One concern is that the workers affected are likely to be low-paid—often women—or people with low levels of qualifications, and they will lose out most by the removal of third-party harassment provisions. The Union of Shop, Distributive and Allied Workers—I draw attention to my membership of that union and its support for my constituency party—is aware of cases in which shop staff have been victims of harassment, sometimes by customers or perhaps outside the store if customers have been asked to leave for disruptive behaviour. Those staff have used third-party harassment provisions to work with employers and ensure that steps are taken to protect shop workers, particularly late at night when few staff may be on site. The Opposition are worried that the provision has worked well to protect more vulnerable workers, and we regret that the Government now seek its removal.
The statutory questionnaire procedure has been in place since the sex discrimination legislation of the 1970s, and Labour Members are at a complete loss to understand the Minister’s objections. Far from being costly and burdensome to business, we see the procedure as helpful and something that businesses can use to focus on the essentials of a problem, and make clear to employees—and potentially to their representatives—whether there is a case to answer. As colleagues with trade union backgrounds have pointed out, in many cases, the advice received by the employee following the completion of a statutory questionnaire is that there is no case. Where there is a case, however, or structural discrimination in the workplace, surely we want to offer employees who are the victims the best possible means of uncovering and dealing with it, and maintain the strongest possible regulatory framework to enable information to be elicited, analysed, and used by employees when discrimination has occurred.
The Minister suggested that the statutory questionnaire procedure was burdensome for business. As colleagues have pointed out, however, over a three-year period only 2% of businesses—0.7% a year—completed the questionnaire. To the best of my knowledge, no micro-businesses—none of the smallest businesses for which the Minister may argue that the measure could be more burdensome—have ever completed a statutory questionnaire. If they have, it was not in the written evidence received during the Government consultation. I therefore suggest that the burden on business that the Minister seeks to portray, and the cost to business of around £1 million—as I think we were told—is pretty negligible in the context of other costs borne by businesses for the protection of workers in the workplace.

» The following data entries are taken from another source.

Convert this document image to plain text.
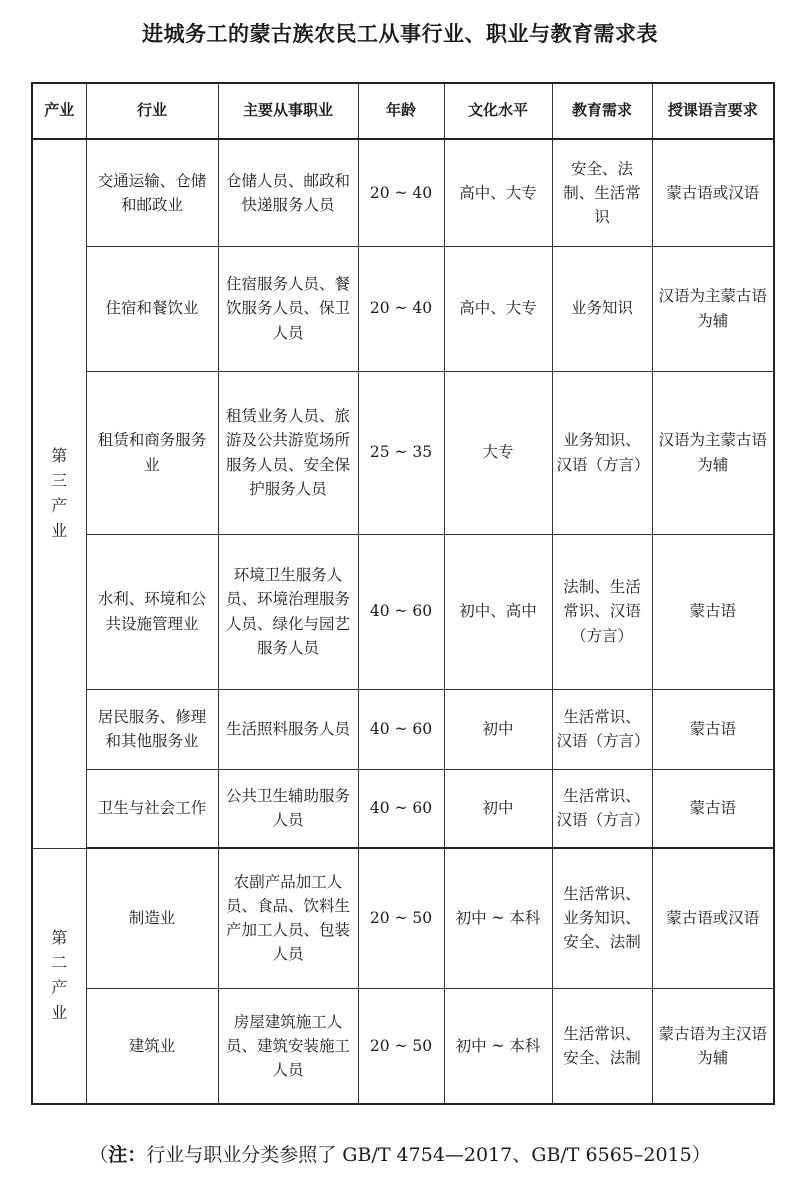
进城务工的蒙古族农民工从事行业、职业与教育需求表
产业	行业	主要从事职业	年龄	文化水平	教育需求	授课语言要求
第三产业	交通运输、仓储和邮政业	仓储人员、邮政和快递服务人员	20 ~ 40	高中、大专	安全、法制、生活常识	蒙古语或汉语
	住宿和餐饮业	住宿服务人员、餐饮服务人员、保卫人员	20 ~ 40	高中、大专	业务知识	汉语为主蒙古语为辅
	租赁和商务服务业	租赁业务人员、旅游及公共游览场所服务人员、安全保护服务人员	25 ~ 35	大专	业务知识、汉语（方言）	汉语为主蒙古语为辅
	水利、环境和公共设施管理业	环境卫生服务人员、环境治理服务人员、绿化与园艺服务人员	40 ~ 60	初中、高中	法制、生活常识、汉语（方言）	蒙古语
	居民服务、修理和其他服务业	生活照料服务人员	40 ~ 60	初中	生活常识、汉语（方言）	蒙古语
	卫生与社会工作	公共卫生辅助服务人员	40 ~ 60	初中	生活常识、汉语（方言）	蒙古语
第二产业	制造业	农副产品加工人员、食品、饮料生产加工人员、包装人员	20 ~ 50	初中 ~ 本科	生活常识、业务知识、安全、法制	蒙古语或汉语
	建筑业	房屋建筑施工人员、建筑安装施工人员	20 ~ 50	初中 ~ 本科	生活常识、安全、法制	蒙古语为主汉语为辅
（注：行业与职业分类参照了 GB/T 4754—2017、GB/T 6565–2015）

The hon. Lady knows full well that the smallest businesses in our country do not really get a look-in at the written evidence sessions. They do not have time to participate, and therefore they are not represented. To pretend otherwise would not be correct.
I accept what the hon. Gentleman says. The problem, however, is that we did not get any evidence from micro-businesses, although perhaps for the best of reasons. I accept it may be difficult for those businesses to find the time and resources to make submissions to formal Government processes, but equally, no evidence has been presented that many micro-businesses have a problem and have used the statutory questionnaire procedure. The legislation comes from speculation rather than information and evidence, and that is much to be regretted.